Credito al consumo: il prestito della finanziaria si può sciogliere entro 14 giorni.
Non sono rari i casi in cui i consumatori, dopo aver stipulato un finanziamento per l’acquisto di un bene o di un servizio (cosiddetto credito al consumo) si trovino “fregati” perché la prestazione non risponde alle caratteristiche sperate. Così, per esempio, il caso di chi acquisti un abbonamento in una palestra o in un centro massaggi oppure il nuovo arredo della casa. Molti ricorsi relativi a contratti di credito ai consumatori riguardano infatti proprio i presupposti per lo scioglimento del rapporto di finanziamento.
Come si regola in questi casi l’Arbitro Bancario e Finanziario? Senza bisogno di andare in causa, si può chiedere l’intervento dell’ABF al costo di pochi euro e con una procedura super veloce.

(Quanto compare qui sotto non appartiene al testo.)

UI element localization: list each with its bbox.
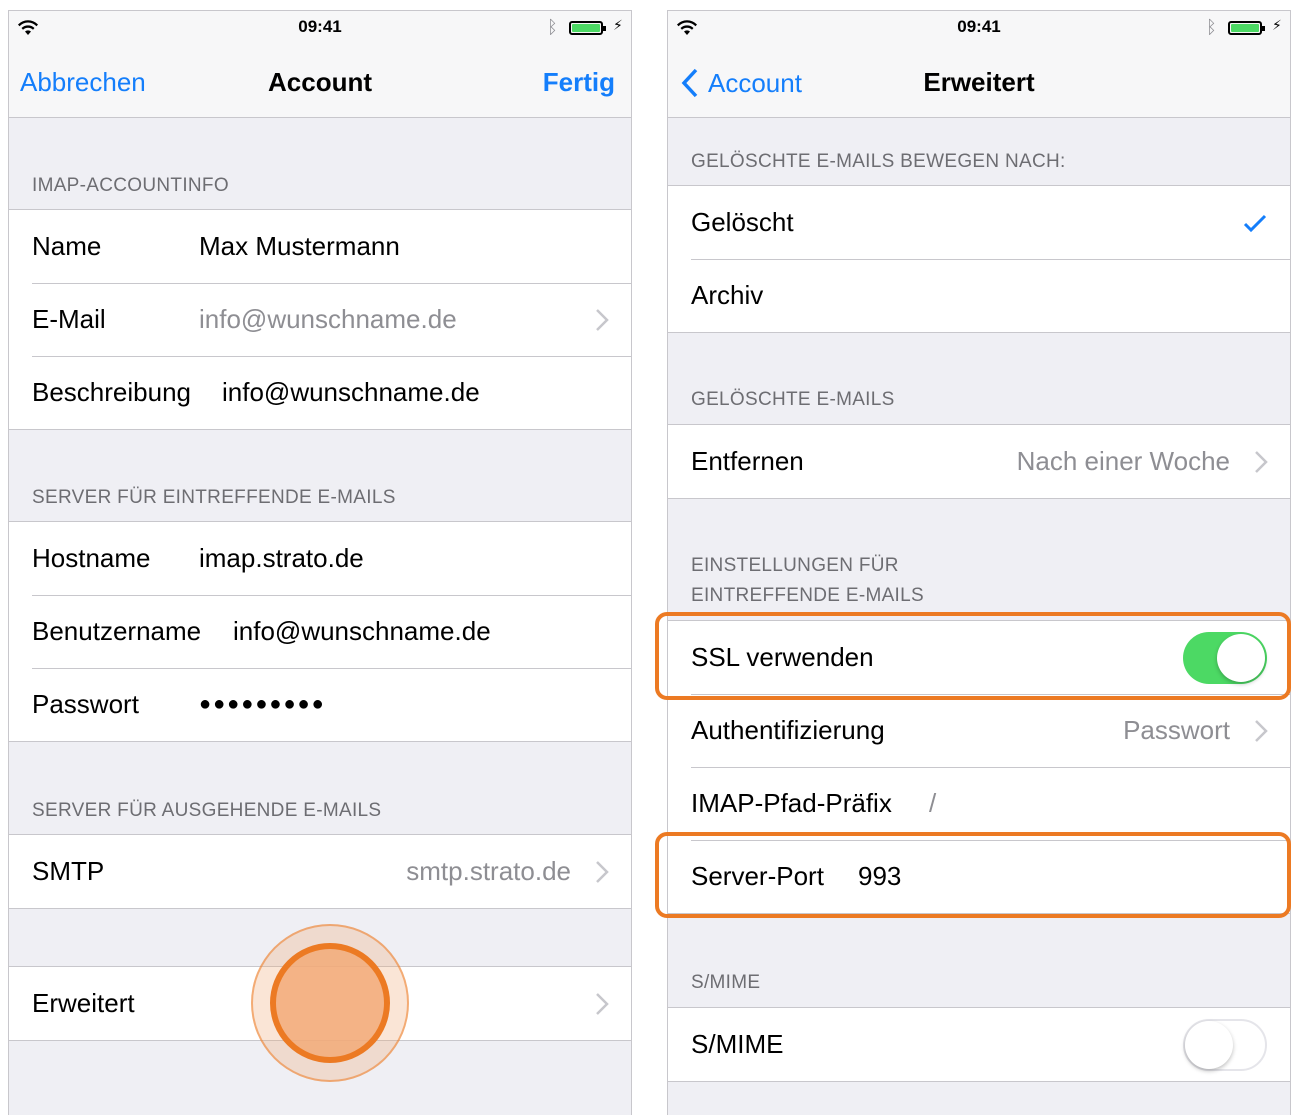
server-port-label: Server-Port <box>691 861 824 891</box>
password-row[interactable]: Passwort ●●●●●●●●● <box>9 668 631 741</box>
section-header-deleted: GELÖSCHTE E-MAILS <box>691 389 895 410</box>
password-field[interactable]: ●●●●●●●●● <box>199 694 326 714</box>
deleted-mails-group: Entfernen Nach einer Woche <box>668 424 1290 499</box>
charging-icon: ⚡ <box>1272 17 1282 33</box>
chevron-right-icon <box>1255 719 1268 742</box>
smime-toggle[interactable] <box>1183 1018 1267 1071</box>
authentication-value: Passwort <box>1123 715 1230 745</box>
status-bar: 09:41 ᛒ ⚡ <box>9 11 631 45</box>
section-header-incoming-settings-line2: EINTREFFENDE E-MAILS <box>691 585 924 606</box>
chevron-right-icon <box>596 860 609 883</box>
chevron-right-icon <box>596 992 609 1015</box>
section-header-incoming-settings-line1: EINSTELLUNGEN FÜR <box>691 555 899 576</box>
smtp-row[interactable]: SMTP smtp.strato.de <box>9 835 631 908</box>
section-header-imap: IMAP-ACCOUNTINFO <box>32 175 229 196</box>
remove-value: Nach einer Woche <box>1016 446 1230 476</box>
username-value[interactable]: info@wunschname.de <box>233 616 491 647</box>
incoming-settings-group: SSL verwenden Authentifizierung Passwort… <box>668 620 1290 914</box>
status-time: 09:41 <box>957 17 1001 36</box>
move-deleted-group: Gelöscht Archiv <box>668 185 1290 333</box>
description-row[interactable]: Beschreibung info@wunschname.de <box>9 356 631 429</box>
username-label: Benutzername <box>32 616 202 646</box>
smime-label: S/MIME <box>691 1029 784 1059</box>
option-deleted-label: Gelöscht <box>691 207 794 237</box>
email-value: info@wunschname.de <box>199 304 457 334</box>
incoming-server-group: Hostname imap.strato.de Benutzername inf… <box>9 521 631 742</box>
option-deleted-row[interactable]: Gelöscht <box>668 186 1290 259</box>
authentication-row[interactable]: Authentifizierung Passwort <box>668 694 1290 767</box>
name-row[interactable]: Name Max Mustermann <box>9 210 631 283</box>
charging-icon: ⚡ <box>613 17 623 33</box>
status-bar: 09:41 ᛒ ⚡ <box>668 11 1290 45</box>
checkmark-icon <box>1243 214 1267 232</box>
option-archive-row[interactable]: Archiv <box>668 259 1290 332</box>
server-port-row[interactable]: Server-Port 993 <box>668 840 1290 913</box>
hostname-value[interactable]: imap.strato.de <box>199 543 364 574</box>
remove-row[interactable]: Entfernen Nach einer Woche <box>668 425 1290 498</box>
imap-prefix-label: IMAP-Pfad-Präfix <box>691 788 892 818</box>
password-label: Passwort <box>32 689 139 719</box>
smtp-value: smtp.strato.de <box>406 856 571 886</box>
status-time: 09:41 <box>298 17 342 36</box>
name-label: Name <box>32 231 102 261</box>
imap-prefix-row[interactable]: IMAP-Pfad-Präfix / <box>668 767 1290 840</box>
navigation-bar: Account Erweitert <box>668 45 1290 118</box>
navigation-bar: Abbrechen Account Fertig <box>9 45 631 118</box>
section-header-incoming: SERVER FÜR EINTREFFENDE E-MAILS <box>32 487 396 508</box>
bluetooth-icon: ᛒ <box>1206 17 1217 37</box>
smime-row: S/MIME <box>668 1008 1290 1081</box>
email-label: E-Mail <box>32 304 106 334</box>
hostname-row[interactable]: Hostname imap.strato.de <box>9 522 631 595</box>
advanced-screen: 09:41 ᛒ ⚡ Account Erweitert GELÖSCHTE E-… <box>667 10 1291 1115</box>
section-header-outgoing: SERVER FÜR AUSGEHENDE E-MAILS <box>32 800 382 821</box>
ssl-toggle[interactable] <box>1183 631 1267 684</box>
ssl-row: SSL verwenden <box>668 621 1290 694</box>
page-title: Erweitert <box>923 67 1035 97</box>
chevron-right-icon <box>596 308 609 331</box>
smtp-label: SMTP <box>32 856 105 886</box>
outgoing-server-group: SMTP smtp.strato.de <box>9 834 631 909</box>
name-value[interactable]: Max Mustermann <box>199 231 400 262</box>
hostname-label: Hostname <box>32 543 151 573</box>
done-button[interactable]: Fertig <box>543 67 615 98</box>
description-label: Beschreibung <box>32 377 191 407</box>
username-row[interactable]: Benutzername info@wunschname.de <box>9 595 631 668</box>
chevron-right-icon <box>1255 450 1268 473</box>
description-value[interactable]: info@wunschname.de <box>222 377 480 408</box>
section-header-move: GELÖSCHTE E-MAILS BEWEGEN NACH: <box>691 151 1066 172</box>
battery-icon <box>569 21 606 35</box>
page-title: Account <box>268 67 372 97</box>
bluetooth-icon: ᛒ <box>547 17 558 37</box>
remove-label: Entfernen <box>691 446 804 476</box>
advanced-label: Erweitert <box>32 988 135 1018</box>
imap-prefix-value[interactable]: / <box>929 788 936 819</box>
email-row[interactable]: E-Mail info@wunschname.de <box>9 283 631 356</box>
battery-icon <box>1228 21 1265 35</box>
option-archive-label: Archiv <box>691 280 764 310</box>
imap-account-group: Name Max Mustermann E-Mail info@wunschna… <box>9 209 631 430</box>
authentication-label: Authentifizierung <box>691 715 885 745</box>
ssl-label: SSL verwenden <box>691 642 874 672</box>
smime-group: S/MIME <box>668 1007 1290 1082</box>
server-port-value[interactable]: 993 <box>858 861 901 892</box>
section-header-smime: S/MIME <box>691 972 761 993</box>
tap-indicator <box>251 924 409 1082</box>
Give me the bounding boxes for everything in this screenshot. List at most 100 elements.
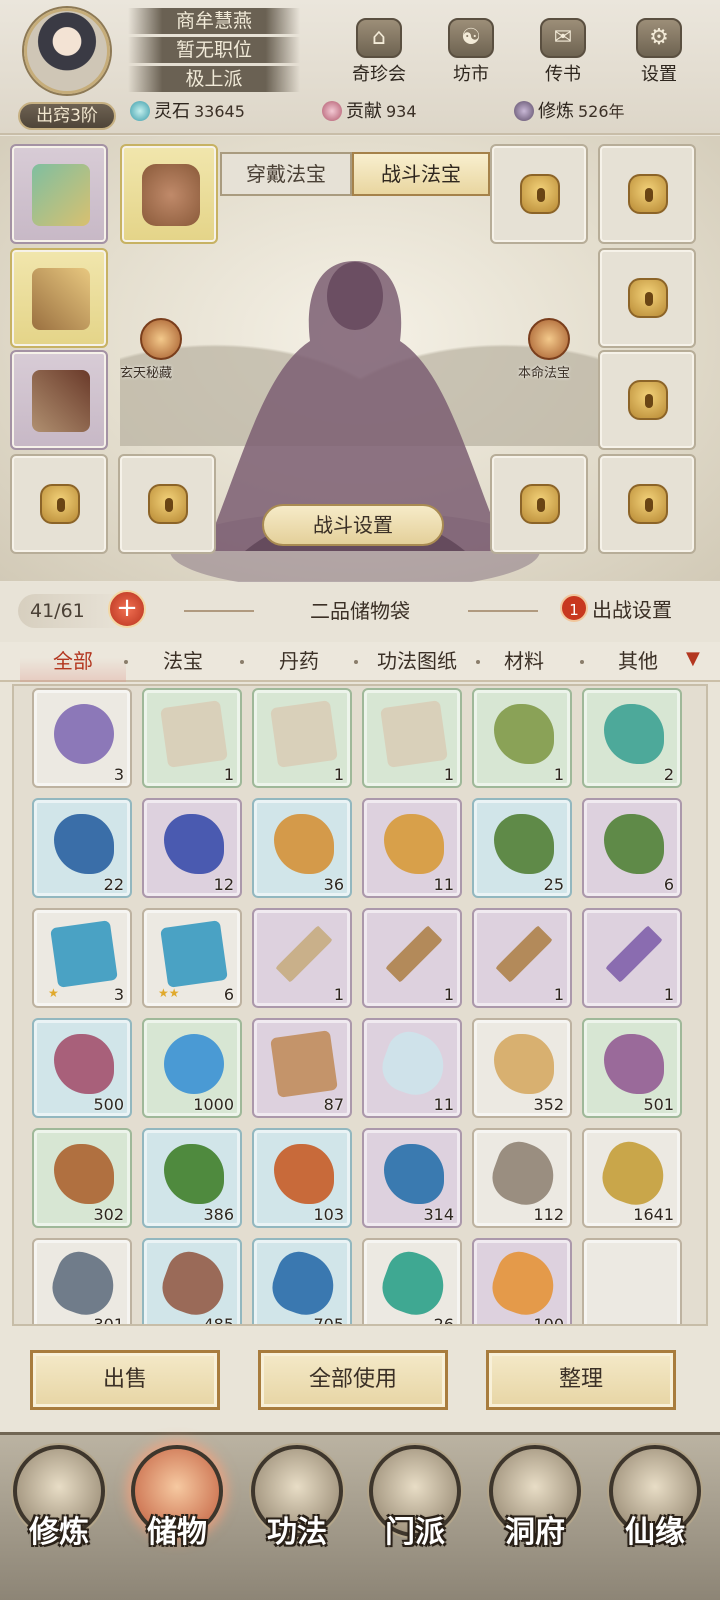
item-count: 1 xyxy=(333,765,344,784)
locked-slot-right-2[interactable] xyxy=(598,144,696,244)
inventory-cell[interactable]: 302 xyxy=(32,1128,132,1228)
item-count: 1641 xyxy=(633,1205,674,1224)
nav-cultivate-label: 修炼 xyxy=(29,1515,89,1550)
battle-settings-button[interactable]: 战斗设置 xyxy=(262,504,444,546)
inventory-cell[interactable]: 500 xyxy=(32,1018,132,1118)
avatar-wrap[interactable]: 出窍3阶 xyxy=(8,6,126,130)
equip-slot-2[interactable] xyxy=(120,144,218,244)
token-icon xyxy=(270,1030,338,1098)
ornament-left xyxy=(184,610,254,612)
jade-icon xyxy=(375,1245,453,1323)
lock-icon xyxy=(628,484,668,524)
inventory-cell[interactable]: 1 xyxy=(472,908,572,1008)
use-all-button[interactable]: 全部使用 xyxy=(258,1350,448,1410)
nav-cultivate[interactable]: 修炼 xyxy=(0,1445,118,1595)
xuantian-vault-icon[interactable] xyxy=(140,318,182,360)
inventory-cell[interactable]: 11 xyxy=(362,1018,462,1118)
inventory-cell[interactable]: 301 xyxy=(32,1238,132,1324)
item-count: 1 xyxy=(333,985,344,1004)
nav-fate[interactable]: 仙缘 xyxy=(596,1445,714,1595)
locked-slot-right-4[interactable] xyxy=(598,350,696,450)
inventory-cell[interactable]: 485 xyxy=(142,1238,242,1324)
inventory-cell[interactable]: 22 xyxy=(32,798,132,898)
inventory-cell[interactable]: 314 xyxy=(362,1128,462,1228)
inventory-cell[interactable]: 501 xyxy=(582,1018,682,1118)
player-avatar[interactable] xyxy=(24,8,110,94)
inventory-cell[interactable]: 3 xyxy=(32,688,132,788)
inventory-cell[interactable]: 1 xyxy=(362,908,462,1008)
inventory-cell[interactable]: 6 xyxy=(582,798,682,898)
scroll-letter-icon: ✉ xyxy=(540,18,586,58)
inventory-cell[interactable]: 1 xyxy=(582,908,682,1008)
tab-materials[interactable]: 材料 xyxy=(484,642,564,682)
locked-slot-right-6[interactable] xyxy=(598,454,696,554)
locked-slot-left-2[interactable] xyxy=(118,454,216,554)
inventory-cell[interactable]: 1 xyxy=(252,688,352,788)
equip-slot-1[interactable] xyxy=(10,144,108,244)
inventory-cell[interactable]: 1 xyxy=(362,688,462,788)
nav-sect[interactable]: 门派 xyxy=(356,1445,474,1595)
item-count: 3 xyxy=(113,985,124,1004)
equip-slot-3[interactable] xyxy=(10,248,108,348)
nav-fate-label: 仙缘 xyxy=(625,1515,685,1550)
inventory-cell[interactable]: ★ 3 xyxy=(32,908,132,1008)
inventory-cell[interactable]: 1641 xyxy=(582,1128,682,1228)
iron-ore-icon xyxy=(45,1245,123,1323)
settings-button[interactable]: ⚙ 设置 xyxy=(624,18,694,85)
item-count: 11 xyxy=(433,875,454,894)
inventory-cell[interactable]: 705 xyxy=(252,1238,352,1326)
locked-slot-right-5[interactable] xyxy=(490,454,588,554)
tab-treasure[interactable]: 法宝 xyxy=(140,642,226,682)
inventory-cell[interactable]: 1000 xyxy=(142,1018,242,1118)
inventory-cell[interactable]: 386 xyxy=(142,1128,242,1228)
treasure-pavilion-button[interactable]: ⌂ 奇珍会 xyxy=(344,18,414,85)
tab-wear-treasure[interactable]: 穿戴法宝 xyxy=(220,152,352,196)
nav-techniques[interactable]: 功法 xyxy=(238,1445,356,1595)
inventory-cell[interactable] xyxy=(582,1238,682,1324)
locked-slot-right-1[interactable] xyxy=(490,144,588,244)
tab-battle-treasure[interactable]: 战斗法宝 xyxy=(352,152,490,196)
inventory-cell[interactable]: 1 xyxy=(252,908,352,1008)
nav-storage[interactable]: 储物 xyxy=(118,1445,236,1595)
inventory-cell[interactable]: 12 xyxy=(142,798,242,898)
locked-slot-left-1[interactable] xyxy=(10,454,108,554)
inventory-cell[interactable]: 1 xyxy=(472,688,572,788)
cultivation-icon xyxy=(514,101,534,121)
tab-techniques[interactable]: 功法图纸 xyxy=(362,642,472,682)
tab-all[interactable]: 全部 xyxy=(20,642,126,682)
item-count: 11 xyxy=(433,1095,454,1114)
expand-bag-button[interactable]: + xyxy=(108,590,146,628)
inventory-cell[interactable]: ★★ 6 xyxy=(142,908,242,1008)
nav-cave[interactable]: 洞府 xyxy=(476,1445,594,1595)
inventory-cell[interactable]: 26 xyxy=(362,1238,462,1324)
inventory-cell[interactable]: 11 xyxy=(362,798,462,898)
inventory-cell[interactable]: 100 xyxy=(472,1238,572,1324)
star-rating: ★★ xyxy=(158,986,180,1000)
inventory-cell[interactable]: 25 xyxy=(472,798,572,898)
letters-button[interactable]: ✉ 传书 xyxy=(528,18,598,85)
sell-button[interactable]: 出售 xyxy=(30,1350,220,1410)
equip-slot-4[interactable] xyxy=(10,350,108,450)
chevron-down-icon[interactable]: ▼ xyxy=(686,648,700,669)
inventory-cell[interactable]: 1 xyxy=(142,688,242,788)
sort-button[interactable]: 整理 xyxy=(486,1350,676,1410)
market-button[interactable]: ☯ 坊市 xyxy=(436,18,506,85)
inventory-cell[interactable]: 36 xyxy=(252,798,352,898)
natal-treasure-icon[interactable] xyxy=(528,318,570,360)
deploy-settings-label: 出战设置 xyxy=(592,598,672,622)
sword-icon xyxy=(495,925,553,983)
deploy-settings-button[interactable]: 1 出战设置 xyxy=(560,592,710,628)
tab-other[interactable]: 其他 xyxy=(596,642,680,682)
inventory-cell[interactable]: 2 xyxy=(582,688,682,788)
inventory-cell[interactable]: 352 xyxy=(472,1018,572,1118)
vase-icon xyxy=(604,704,664,764)
item-count: 705 xyxy=(313,1315,344,1326)
inventory-cell[interactable]: 87 xyxy=(252,1018,352,1118)
item-count: 36 xyxy=(323,875,344,894)
letters-label: 传书 xyxy=(545,64,581,85)
locked-slot-right-3[interactable] xyxy=(598,248,696,348)
inventory-cell[interactable]: 103 xyxy=(252,1128,352,1228)
inventory-cell[interactable]: 112 xyxy=(472,1128,572,1228)
blue-flower-icon xyxy=(164,814,224,874)
tab-pills[interactable]: 丹药 xyxy=(256,642,342,682)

In un caso di prestito concesso da una finanziaria per le spese di abbonamento a una palestra, l’ABF ha ricordato che, a prescindere da quanto previsto nel contratto, la legge riconosce al consumatore un diritto inderogabile di “ripensamento”, consentendogli di sciogliersi dal contratto di credito entro 14 giorni dalla stipula, senza neanche indicare particolari motivazioni.
La posizione del consumatore è specificamente tutelata anche quando il fornitore del bene o del servizio al cui acquisto è collegato il prestito si è reso inadempiente: una specifica norma del Testo Unico Bancario, entrata in vigore nel 2010, stabilisce che il consumatore, previa la formale messa in mora del fornitore, ha diritto di sciogliersi dal rapporto di finanziamento e di ottenere la restituzione delle rate eventualmente già pagate.
In un caso di prestito sottoscritto prima del 2010 per l’acquisto di un bene in un negozio di arredamento, l’ABF – richiamandosi a quanto, sullo stesso tema, dicono i giudici – ha precisato che questo diritto è comunque riconosciuto a prescindere dall’esistenza di un accordo di esclusiva tra finanziatore e fornitore.